Discipline: Physical

(1) The discreet magician is one who sees to the readiness of his lowest vehicle to carry the fire wherewith he works, and this he accomplishes through discipline and strict purity.

(2) If occult students disciplined the life more wisely, if they studied the food problem more carefully, if they took the needed hours of sleep with more determination, and if they worked with cautious slowness, and not so much from impulse, (no matter how high the aspiration) greater results would be seen, and the Great Ones would have more efficient helpers in the work of serving the world.

(3) Drastic physical disciplines are often attempted today by well-intentioned aspirants; they practise celibacy, strict vegetarianism, relaxation exercises, and many kinds of physical exercises, in the hope of bringing the body under control. These forms of discipline would be very good for the undeveloped and the lowest type of human being, but they are not the methods which should be employed by the average man or the practising aspirant. Concentration upon the physical body only serves to enhance its potency, and to feed its appetites and bring to the surface of consciousness that which should be securely secluded below the threshold of consciousness. The true aspirant should be occupied with emotional, not physical, control and with the effort to focus himself upon the mental plane, prior to achieving a stabilised contact with the soul.

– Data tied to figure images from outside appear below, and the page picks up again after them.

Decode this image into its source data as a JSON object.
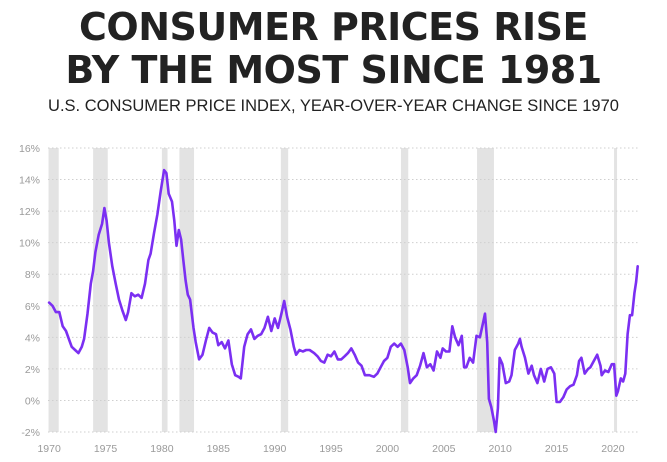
{
  "header": {
    "title_line1": "CONSUMER PRICES RISE",
    "title_line2": "BY THE MOST SINCE 1981",
    "subtitle": "U.S. CONSUMER PRICE INDEX, YEAR-OVER-YEAR CHANGE SINCE 1970"
  },
  "chart_data": {
    "type": "line",
    "title": "CONSUMER PRICES RISE BY THE MOST SINCE 1981",
    "subtitle": "U.S. CONSUMER PRICE INDEX, YEAR-OVER-YEAR CHANGE SINCE 1970",
    "xlabel": "",
    "ylabel": "",
    "xlim": [
      1969.9,
      2022.4
    ],
    "ylim": [
      -2,
      16
    ],
    "x_ticks": [
      1970,
      1975,
      1980,
      1985,
      1990,
      1995,
      2000,
      2005,
      2010,
      2015,
      2020
    ],
    "x_tick_labels": [
      "1970",
      "1975",
      "1980",
      "1985",
      "1990",
      "1995",
      "2000",
      "2005",
      "2010",
      "2015",
      "2020"
    ],
    "y_ticks": [
      -2,
      0,
      2,
      4,
      6,
      8,
      10,
      12,
      14,
      16
    ],
    "y_tick_labels": [
      "-2%",
      "0%",
      "2%",
      "4%",
      "6%",
      "8%",
      "10%",
      "12%",
      "14%",
      "16%"
    ],
    "grid": "horizontal",
    "line_color": "#7b2ff2",
    "recession_color": "#e3e3e3",
    "recessions": [
      [
        1969.95,
        1970.85
      ],
      [
        1973.9,
        1975.2
      ],
      [
        1980.0,
        1980.5
      ],
      [
        1981.55,
        1982.85
      ],
      [
        1990.55,
        1991.2
      ],
      [
        2001.2,
        2001.85
      ],
      [
        2007.95,
        2009.45
      ],
      [
        2020.1,
        2020.35
      ]
    ],
    "series": [
      {
        "values": [
          [
            1970.0,
            6.2
          ],
          [
            1970.3,
            6.0
          ],
          [
            1970.6,
            5.6
          ],
          [
            1970.9,
            5.6
          ],
          [
            1971.2,
            4.7
          ],
          [
            1971.5,
            4.4
          ],
          [
            1971.8,
            3.8
          ],
          [
            1972.0,
            3.4
          ],
          [
            1972.3,
            3.2
          ],
          [
            1972.6,
            3.0
          ],
          [
            1972.9,
            3.4
          ],
          [
            1973.1,
            3.9
          ],
          [
            1973.4,
            5.5
          ],
          [
            1973.7,
            7.4
          ],
          [
            1973.9,
            8.2
          ],
          [
            1974.1,
            9.4
          ],
          [
            1974.4,
            10.5
          ],
          [
            1974.7,
            11.2
          ],
          [
            1974.9,
            12.2
          ],
          [
            1975.1,
            11.4
          ],
          [
            1975.3,
            10.0
          ],
          [
            1975.6,
            8.5
          ],
          [
            1975.9,
            7.4
          ],
          [
            1976.2,
            6.4
          ],
          [
            1976.5,
            5.7
          ],
          [
            1976.8,
            5.1
          ],
          [
            1977.0,
            5.6
          ],
          [
            1977.3,
            6.8
          ],
          [
            1977.6,
            6.6
          ],
          [
            1977.9,
            6.7
          ],
          [
            1978.2,
            6.5
          ],
          [
            1978.5,
            7.4
          ],
          [
            1978.8,
            8.9
          ],
          [
            1979.0,
            9.3
          ],
          [
            1979.3,
            10.6
          ],
          [
            1979.6,
            11.8
          ],
          [
            1979.9,
            13.3
          ],
          [
            1980.2,
            14.6
          ],
          [
            1980.4,
            14.4
          ],
          [
            1980.6,
            13.1
          ],
          [
            1980.9,
            12.6
          ],
          [
            1981.1,
            11.4
          ],
          [
            1981.3,
            9.8
          ],
          [
            1981.5,
            10.8
          ],
          [
            1981.7,
            10.2
          ],
          [
            1981.9,
            8.9
          ],
          [
            1982.1,
            7.6
          ],
          [
            1982.3,
            6.7
          ],
          [
            1982.5,
            6.4
          ],
          [
            1982.8,
            4.6
          ],
          [
            1983.0,
            3.7
          ],
          [
            1983.3,
            2.6
          ],
          [
            1983.6,
            2.9
          ],
          [
            1983.9,
            3.8
          ],
          [
            1984.2,
            4.6
          ],
          [
            1984.5,
            4.3
          ],
          [
            1984.8,
            4.2
          ],
          [
            1985.0,
            3.5
          ],
          [
            1985.3,
            3.7
          ],
          [
            1985.6,
            3.3
          ],
          [
            1985.9,
            3.8
          ],
          [
            1986.2,
            2.3
          ],
          [
            1986.5,
            1.6
          ],
          [
            1986.8,
            1.5
          ],
          [
            1987.0,
            1.4
          ],
          [
            1987.3,
            3.4
          ],
          [
            1987.6,
            4.2
          ],
          [
            1987.9,
            4.5
          ],
          [
            1988.2,
            3.9
          ],
          [
            1988.5,
            4.1
          ],
          [
            1988.8,
            4.2
          ],
          [
            1989.1,
            4.6
          ],
          [
            1989.4,
            5.3
          ],
          [
            1989.7,
            4.4
          ],
          [
            1990.0,
            5.2
          ],
          [
            1990.3,
            4.6
          ],
          [
            1990.6,
            5.5
          ],
          [
            1990.85,
            6.3
          ],
          [
            1991.1,
            5.3
          ],
          [
            1991.4,
            4.5
          ],
          [
            1991.7,
            3.4
          ],
          [
            1991.9,
            2.9
          ],
          [
            1992.2,
            3.2
          ],
          [
            1992.5,
            3.1
          ],
          [
            1992.8,
            3.2
          ],
          [
            1993.1,
            3.2
          ],
          [
            1993.5,
            3.0
          ],
          [
            1993.8,
            2.8
          ],
          [
            1994.1,
            2.5
          ],
          [
            1994.4,
            2.4
          ],
          [
            1994.7,
            2.9
          ],
          [
            1995.0,
            2.8
          ],
          [
            1995.3,
            3.1
          ],
          [
            1995.6,
            2.6
          ],
          [
            1995.9,
            2.6
          ],
          [
            1996.2,
            2.8
          ],
          [
            1996.5,
            3.0
          ],
          [
            1996.8,
            3.3
          ],
          [
            1997.1,
            2.9
          ],
          [
            1997.4,
            2.4
          ],
          [
            1997.7,
            2.2
          ],
          [
            1998.0,
            1.6
          ],
          [
            1998.4,
            1.6
          ],
          [
            1998.8,
            1.5
          ],
          [
            1999.1,
            1.7
          ],
          [
            1999.4,
            2.1
          ],
          [
            1999.7,
            2.5
          ],
          [
            2000.0,
            2.7
          ],
          [
            2000.3,
            3.4
          ],
          [
            2000.6,
            3.6
          ],
          [
            2000.9,
            3.4
          ],
          [
            2001.2,
            3.6
          ],
          [
            2001.5,
            3.2
          ],
          [
            2001.8,
            2.1
          ],
          [
            2002.0,
            1.1
          ],
          [
            2002.3,
            1.4
          ],
          [
            2002.6,
            1.6
          ],
          [
            2002.9,
            2.2
          ],
          [
            2003.2,
            3.0
          ],
          [
            2003.5,
            2.1
          ],
          [
            2003.8,
            2.3
          ],
          [
            2004.1,
            1.9
          ],
          [
            2004.4,
            3.1
          ],
          [
            2004.7,
            2.7
          ],
          [
            2004.9,
            3.3
          ],
          [
            2005.2,
            3.1
          ],
          [
            2005.5,
            3.1
          ],
          [
            2005.75,
            4.7
          ],
          [
            2006.0,
            4.0
          ],
          [
            2006.3,
            3.5
          ],
          [
            2006.6,
            4.1
          ],
          [
            2006.8,
            2.1
          ],
          [
            2007.0,
            2.1
          ],
          [
            2007.3,
            2.7
          ],
          [
            2007.6,
            2.4
          ],
          [
            2007.9,
            4.1
          ],
          [
            2008.2,
            4.0
          ],
          [
            2008.5,
            5.0
          ],
          [
            2008.65,
            5.5
          ],
          [
            2008.85,
            3.7
          ],
          [
            2009.0,
            0.1
          ],
          [
            2009.2,
            -0.4
          ],
          [
            2009.45,
            -1.3
          ],
          [
            2009.6,
            -2.0
          ],
          [
            2009.8,
            -0.5
          ],
          [
            2009.95,
            2.7
          ],
          [
            2010.2,
            2.3
          ],
          [
            2010.5,
            1.1
          ],
          [
            2010.8,
            1.2
          ],
          [
            2011.0,
            1.6
          ],
          [
            2011.3,
            3.2
          ],
          [
            2011.6,
            3.6
          ],
          [
            2011.75,
            3.9
          ],
          [
            2011.9,
            3.4
          ],
          [
            2012.2,
            2.7
          ],
          [
            2012.5,
            1.7
          ],
          [
            2012.8,
            2.2
          ],
          [
            2013.0,
            1.6
          ],
          [
            2013.3,
            1.1
          ],
          [
            2013.6,
            2.0
          ],
          [
            2013.9,
            1.2
          ],
          [
            2014.2,
            2.0
          ],
          [
            2014.5,
            2.1
          ],
          [
            2014.8,
            1.7
          ],
          [
            2015.0,
            -0.1
          ],
          [
            2015.3,
            -0.1
          ],
          [
            2015.6,
            0.2
          ],
          [
            2015.9,
            0.7
          ],
          [
            2016.2,
            0.9
          ],
          [
            2016.5,
            1.0
          ],
          [
            2016.8,
            1.6
          ],
          [
            2017.0,
            2.5
          ],
          [
            2017.2,
            2.7
          ],
          [
            2017.5,
            1.7
          ],
          [
            2017.8,
            2.0
          ],
          [
            2018.0,
            2.1
          ],
          [
            2018.3,
            2.5
          ],
          [
            2018.6,
            2.9
          ],
          [
            2018.9,
            2.2
          ],
          [
            2019.0,
            1.6
          ],
          [
            2019.3,
            1.9
          ],
          [
            2019.6,
            1.8
          ],
          [
            2019.9,
            2.3
          ],
          [
            2020.1,
            2.3
          ],
          [
            2020.3,
            0.3
          ],
          [
            2020.45,
            0.6
          ],
          [
            2020.7,
            1.4
          ],
          [
            2020.9,
            1.2
          ],
          [
            2021.1,
            1.7
          ],
          [
            2021.3,
            4.2
          ],
          [
            2021.5,
            5.4
          ],
          [
            2021.7,
            5.4
          ],
          [
            2021.9,
            6.8
          ],
          [
            2022.05,
            7.5
          ],
          [
            2022.2,
            8.5
          ]
        ]
      }
    ]
  }
}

(4) The rule as given to applicants consequently concerns their ability to accept and adhere to a self-imposed discipline. Through the means of that discipline, the control of the physical and astral natures are demonstrated by the applicant to himself, and the effect of the discipline is to reveal to him certain inevitable and basic weaknesses, such as control of the animal nature, the powerful imposition of desire, a sense of superiority, of pride and of separativeness. His ability to sustain the discipline, and his appreciation of himself for so doing, plus a sense of superiority to those who are not so disciplined, are all indicative of essential weaknesses. His fanaticism, latent or expressed, emerges in his consciousness with clarity, and – when he is sincere – he is conscious of having brought about a measure of physical purity; but at the same time, he is left with the awareness that he may be starting with the outer and the obvious, when he should be beginning with the inner, and with that which is not so easily contacted or expressed. This a great and most important lesson.

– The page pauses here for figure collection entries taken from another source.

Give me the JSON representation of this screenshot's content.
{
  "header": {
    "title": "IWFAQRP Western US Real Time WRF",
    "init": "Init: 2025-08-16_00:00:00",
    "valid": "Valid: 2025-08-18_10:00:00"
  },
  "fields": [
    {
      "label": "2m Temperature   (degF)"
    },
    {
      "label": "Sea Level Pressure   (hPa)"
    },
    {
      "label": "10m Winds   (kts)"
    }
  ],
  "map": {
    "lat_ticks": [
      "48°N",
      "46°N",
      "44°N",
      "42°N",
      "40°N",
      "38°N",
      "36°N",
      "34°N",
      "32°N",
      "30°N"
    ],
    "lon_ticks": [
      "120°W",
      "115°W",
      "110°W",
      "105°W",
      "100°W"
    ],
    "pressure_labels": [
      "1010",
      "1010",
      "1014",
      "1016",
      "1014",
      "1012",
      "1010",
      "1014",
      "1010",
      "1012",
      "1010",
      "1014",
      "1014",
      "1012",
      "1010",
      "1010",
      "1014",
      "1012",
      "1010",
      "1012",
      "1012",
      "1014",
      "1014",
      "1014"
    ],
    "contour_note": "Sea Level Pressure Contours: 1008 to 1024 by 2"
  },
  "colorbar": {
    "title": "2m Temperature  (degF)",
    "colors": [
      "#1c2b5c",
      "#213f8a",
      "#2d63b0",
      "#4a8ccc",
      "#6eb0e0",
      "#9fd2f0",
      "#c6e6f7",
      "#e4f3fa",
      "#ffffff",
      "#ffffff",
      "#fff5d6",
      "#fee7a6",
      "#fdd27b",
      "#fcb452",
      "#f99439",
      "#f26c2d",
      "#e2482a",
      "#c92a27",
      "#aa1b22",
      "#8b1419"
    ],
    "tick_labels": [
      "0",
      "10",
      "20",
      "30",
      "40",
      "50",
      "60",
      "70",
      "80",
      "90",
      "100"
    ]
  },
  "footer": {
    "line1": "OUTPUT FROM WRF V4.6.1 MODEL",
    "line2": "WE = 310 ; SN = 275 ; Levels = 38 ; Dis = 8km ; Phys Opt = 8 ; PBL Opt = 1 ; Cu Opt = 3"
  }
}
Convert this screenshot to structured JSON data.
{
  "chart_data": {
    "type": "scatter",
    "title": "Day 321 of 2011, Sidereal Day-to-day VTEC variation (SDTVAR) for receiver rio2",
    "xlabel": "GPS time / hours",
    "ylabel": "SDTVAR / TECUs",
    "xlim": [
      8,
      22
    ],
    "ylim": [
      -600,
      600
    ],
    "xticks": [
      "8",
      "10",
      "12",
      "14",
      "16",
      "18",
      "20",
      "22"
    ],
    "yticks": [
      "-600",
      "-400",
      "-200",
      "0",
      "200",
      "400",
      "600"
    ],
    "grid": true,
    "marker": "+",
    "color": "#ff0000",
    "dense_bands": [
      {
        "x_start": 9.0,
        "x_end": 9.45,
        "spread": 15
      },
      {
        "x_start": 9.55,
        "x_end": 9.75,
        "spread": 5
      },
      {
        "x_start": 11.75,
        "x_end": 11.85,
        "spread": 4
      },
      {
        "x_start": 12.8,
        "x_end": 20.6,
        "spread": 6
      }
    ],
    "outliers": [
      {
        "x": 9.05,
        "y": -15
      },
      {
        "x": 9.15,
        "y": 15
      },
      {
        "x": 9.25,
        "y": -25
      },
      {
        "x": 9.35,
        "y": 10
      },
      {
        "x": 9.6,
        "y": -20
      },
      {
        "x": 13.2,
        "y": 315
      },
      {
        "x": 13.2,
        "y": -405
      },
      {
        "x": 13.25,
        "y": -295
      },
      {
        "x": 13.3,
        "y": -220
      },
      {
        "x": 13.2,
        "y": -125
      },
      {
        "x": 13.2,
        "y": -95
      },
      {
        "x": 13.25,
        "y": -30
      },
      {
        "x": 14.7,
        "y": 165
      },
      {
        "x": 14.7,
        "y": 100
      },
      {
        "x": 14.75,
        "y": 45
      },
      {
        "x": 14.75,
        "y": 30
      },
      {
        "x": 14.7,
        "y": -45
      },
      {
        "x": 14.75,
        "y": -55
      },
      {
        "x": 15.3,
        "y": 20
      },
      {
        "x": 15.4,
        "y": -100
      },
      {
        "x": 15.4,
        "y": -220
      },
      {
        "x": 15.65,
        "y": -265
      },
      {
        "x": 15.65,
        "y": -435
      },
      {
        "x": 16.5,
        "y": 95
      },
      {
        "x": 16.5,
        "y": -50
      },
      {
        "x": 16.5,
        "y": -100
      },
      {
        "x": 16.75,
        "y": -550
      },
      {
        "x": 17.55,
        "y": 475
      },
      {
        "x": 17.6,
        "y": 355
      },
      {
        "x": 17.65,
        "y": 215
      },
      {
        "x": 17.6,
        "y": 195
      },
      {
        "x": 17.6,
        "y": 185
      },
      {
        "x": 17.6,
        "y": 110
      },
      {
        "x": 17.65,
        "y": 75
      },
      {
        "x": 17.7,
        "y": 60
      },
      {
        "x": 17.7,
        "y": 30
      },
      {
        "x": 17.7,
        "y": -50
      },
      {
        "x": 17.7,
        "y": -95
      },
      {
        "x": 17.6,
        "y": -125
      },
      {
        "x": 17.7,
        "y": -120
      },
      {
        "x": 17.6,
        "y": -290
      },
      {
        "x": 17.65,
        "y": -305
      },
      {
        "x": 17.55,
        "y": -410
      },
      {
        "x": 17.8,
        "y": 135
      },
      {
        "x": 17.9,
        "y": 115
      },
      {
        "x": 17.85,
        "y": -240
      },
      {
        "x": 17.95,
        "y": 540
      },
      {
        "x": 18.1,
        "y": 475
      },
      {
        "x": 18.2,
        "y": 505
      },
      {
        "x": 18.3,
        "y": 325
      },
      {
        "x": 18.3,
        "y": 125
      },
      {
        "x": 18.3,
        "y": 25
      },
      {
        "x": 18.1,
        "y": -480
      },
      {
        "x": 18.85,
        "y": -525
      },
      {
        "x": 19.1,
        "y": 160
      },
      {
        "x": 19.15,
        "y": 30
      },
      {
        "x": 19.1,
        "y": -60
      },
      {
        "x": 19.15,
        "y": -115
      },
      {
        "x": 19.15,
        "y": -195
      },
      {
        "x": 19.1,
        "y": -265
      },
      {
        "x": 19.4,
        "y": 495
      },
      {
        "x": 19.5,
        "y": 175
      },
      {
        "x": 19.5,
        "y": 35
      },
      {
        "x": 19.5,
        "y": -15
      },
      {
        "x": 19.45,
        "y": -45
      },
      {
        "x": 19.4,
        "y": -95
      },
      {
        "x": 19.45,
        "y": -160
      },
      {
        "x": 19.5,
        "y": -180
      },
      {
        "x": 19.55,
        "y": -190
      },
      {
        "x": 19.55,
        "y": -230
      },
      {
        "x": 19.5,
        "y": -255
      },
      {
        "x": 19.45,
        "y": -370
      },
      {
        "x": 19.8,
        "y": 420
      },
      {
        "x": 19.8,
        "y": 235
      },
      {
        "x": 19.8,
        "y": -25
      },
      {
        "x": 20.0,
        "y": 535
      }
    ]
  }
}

It is also an interesting illustration of the technique of the Masters, whereby They permit a fallacy to remain uncorrected (because it is originated by the disciple himself and must be dissipated by him also), and the use of language which conveys a wrong impression. By so doing, the user of the language discovers eventually his erroneous approach to the truth.

The true disciple does not need vegetarianism or any of the physical disciplines, for the reason that none of the fleshly appetites have any control over him. His problem lies elsewhere, and it is a waste of his time and energy to keep his eye focussed on “doing the right things physically”, because he does them automatically, and his spiritual habits offset all the lower physical tendencies; automatically these developed habits enable him to surmount the appeal of those desires which work out in the fulfilment of lower desire. No one is accepted into the circle of the Ashram (which is the technical name given to the status of those who are on the eve of initiation, or who are being prepared for initiation) whose physical appetites are in any danger of controlling him. This is a statement of fact. This applies particularly and specifically to those preparing for the first initiation.

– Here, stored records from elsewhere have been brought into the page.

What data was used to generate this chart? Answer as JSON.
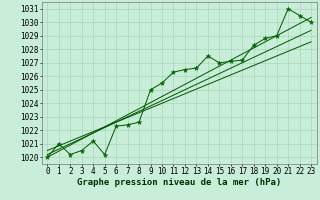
{
  "xlabel": "Graphe pression niveau de la mer (hPa)",
  "bg_color": "#c8edd8",
  "grid_color": "#a8d8b8",
  "line_color": "#005500",
  "marker_color": "#006600",
  "x": [
    0,
    1,
    2,
    3,
    4,
    5,
    6,
    7,
    8,
    9,
    10,
    11,
    12,
    13,
    14,
    15,
    16,
    17,
    18,
    19,
    20,
    21,
    22,
    23
  ],
  "y_main": [
    1020.0,
    1021.0,
    1020.2,
    1020.5,
    1021.2,
    1020.2,
    1022.3,
    1022.4,
    1022.6,
    1025.0,
    1025.5,
    1026.3,
    1026.5,
    1026.6,
    1027.5,
    1027.0,
    1027.1,
    1027.2,
    1028.3,
    1028.8,
    1029.0,
    1031.0,
    1030.5,
    1030.0
  ],
  "y_trend1": [
    1020.0,
    1020.45,
    1020.9,
    1021.35,
    1021.8,
    1022.25,
    1022.7,
    1023.15,
    1023.6,
    1024.05,
    1024.5,
    1024.95,
    1025.4,
    1025.85,
    1026.3,
    1026.75,
    1027.2,
    1027.65,
    1028.1,
    1028.55,
    1029.0,
    1029.45,
    1029.9,
    1030.35
  ],
  "y_trend2": [
    1020.2,
    1020.6,
    1021.0,
    1021.4,
    1021.8,
    1022.2,
    1022.6,
    1023.0,
    1023.4,
    1023.8,
    1024.2,
    1024.6,
    1025.0,
    1025.4,
    1025.8,
    1026.2,
    1026.6,
    1027.0,
    1027.4,
    1027.8,
    1028.2,
    1028.6,
    1029.0,
    1029.4
  ],
  "y_trend3": [
    1020.5,
    1020.85,
    1021.2,
    1021.55,
    1021.9,
    1022.25,
    1022.6,
    1022.95,
    1023.3,
    1023.65,
    1024.0,
    1024.35,
    1024.7,
    1025.05,
    1025.4,
    1025.75,
    1026.1,
    1026.45,
    1026.8,
    1027.15,
    1027.5,
    1027.85,
    1028.2,
    1028.55
  ],
  "ylim": [
    1019.5,
    1031.5
  ],
  "yticks": [
    1020,
    1021,
    1022,
    1023,
    1024,
    1025,
    1026,
    1027,
    1028,
    1029,
    1030,
    1031
  ],
  "xticks": [
    0,
    1,
    2,
    3,
    4,
    5,
    6,
    7,
    8,
    9,
    10,
    11,
    12,
    13,
    14,
    15,
    16,
    17,
    18,
    19,
    20,
    21,
    22,
    23
  ],
  "tick_fontsize": 5.5,
  "xlabel_fontsize": 6.5,
  "xlim": [
    -0.5,
    23.5
  ]
}
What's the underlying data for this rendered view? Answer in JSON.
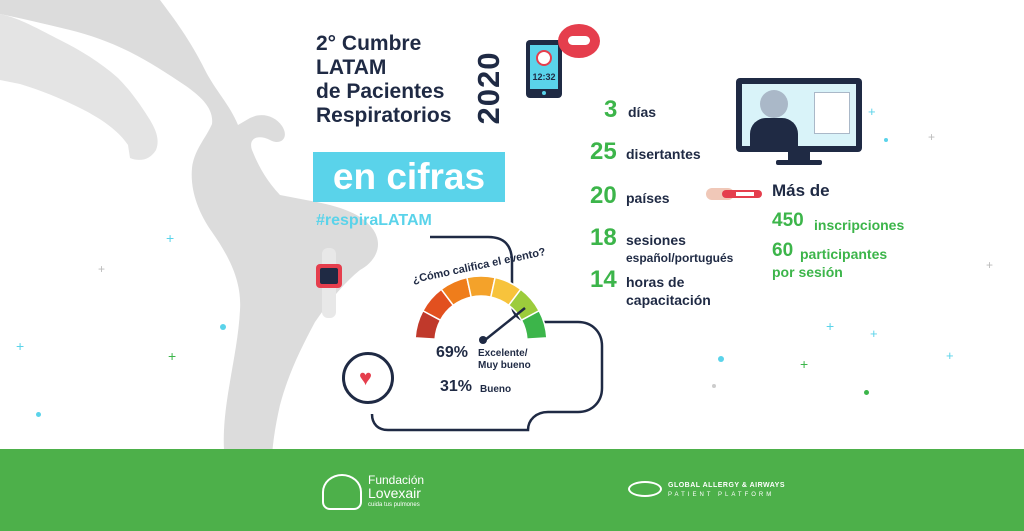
{
  "title_lines": [
    "2° Cumbre",
    "LATAM",
    "de Pacientes",
    "Respiratorios"
  ],
  "year": "2020",
  "subtitle": "en cifras",
  "hashtag": "#respiraLATAM",
  "tablet_clock": "12:32",
  "stats": [
    {
      "value": "3",
      "label": "días"
    },
    {
      "value": "25",
      "label": "disertantes"
    },
    {
      "value": "20",
      "label": "países"
    },
    {
      "value": "18",
      "label": "sesiones",
      "sublabel": "español/portugués"
    },
    {
      "value": "14",
      "label": "horas de",
      "sublabel": "capacitación"
    }
  ],
  "participation": {
    "heading": "Más de",
    "inscriptions_value": "450",
    "inscriptions_label": "inscripciones",
    "participants_value": "60",
    "participants_label": "participantes",
    "participants_sublabel": "por sesión"
  },
  "survey": {
    "question": "¿Cómo califica el evento?",
    "results": [
      {
        "pct": "69%",
        "label_1": "Excelente/",
        "label_2": "Muy bueno"
      },
      {
        "pct": "31%",
        "label_1": "Bueno",
        "label_2": ""
      }
    ],
    "gauge_colors": [
      "#c0392b",
      "#e2501f",
      "#ef7d1b",
      "#f4a22a",
      "#f7c33c",
      "#9ccc3c",
      "#3cb54a"
    ]
  },
  "footer": {
    "left_org_line1": "Fundación",
    "left_org_line2": "Lovexair",
    "left_org_tagline": "cuida tus pulmones",
    "right_org_line1": "GLOBAL ALLERGY & AIRWAYS",
    "right_org_line2": "PATIENT PLATFORM"
  },
  "colors": {
    "navy": "#1f2a44",
    "green": "#3cb54a",
    "cyan": "#5ad3ea",
    "map_gray": "#dcdcdc",
    "footer_green": "#4db04a"
  }
}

(5) Some very sincere devotees and promising applicants, are so preoccupied with form and its disciplining, that they have no real time to give to soul expansion. They are so interested in their reactions to their self-imposed discipline, or to their capacity to conform, or their failure to accept discipline, that the spiritual truths – seeking entrance into their hearts – fail to make such an entrance. Temperance in all things, the wise use of all sustaining forms, and self-forgetfulness, are the hallmark of the disciple, but not of the beginner. Many disciples today, who should be functioning in the Hall of Wisdom, are still fanatically working in the Hall of Knowledge, and are still so earnest over the physical disciplines, that the disciplines of the soul are ignored. I would ask you to reflect on this.

Let me repeat: the physical disciplines are of value in the beginning stage, and impart a sense of proportion and an awareness of defects and of limitations. These have their place in time and space, and that is all. Once the world of the soul is entered, the disciple uses all forms wisely, with understanding of their purpose, and with freedom from excess; he is not preoccupied with them or fundamentally interested in them. His eyes are off himself and are fixed on the world of true values. He has no sense of self-interest, because a group awareness is rapidly superseding his individual consciousness.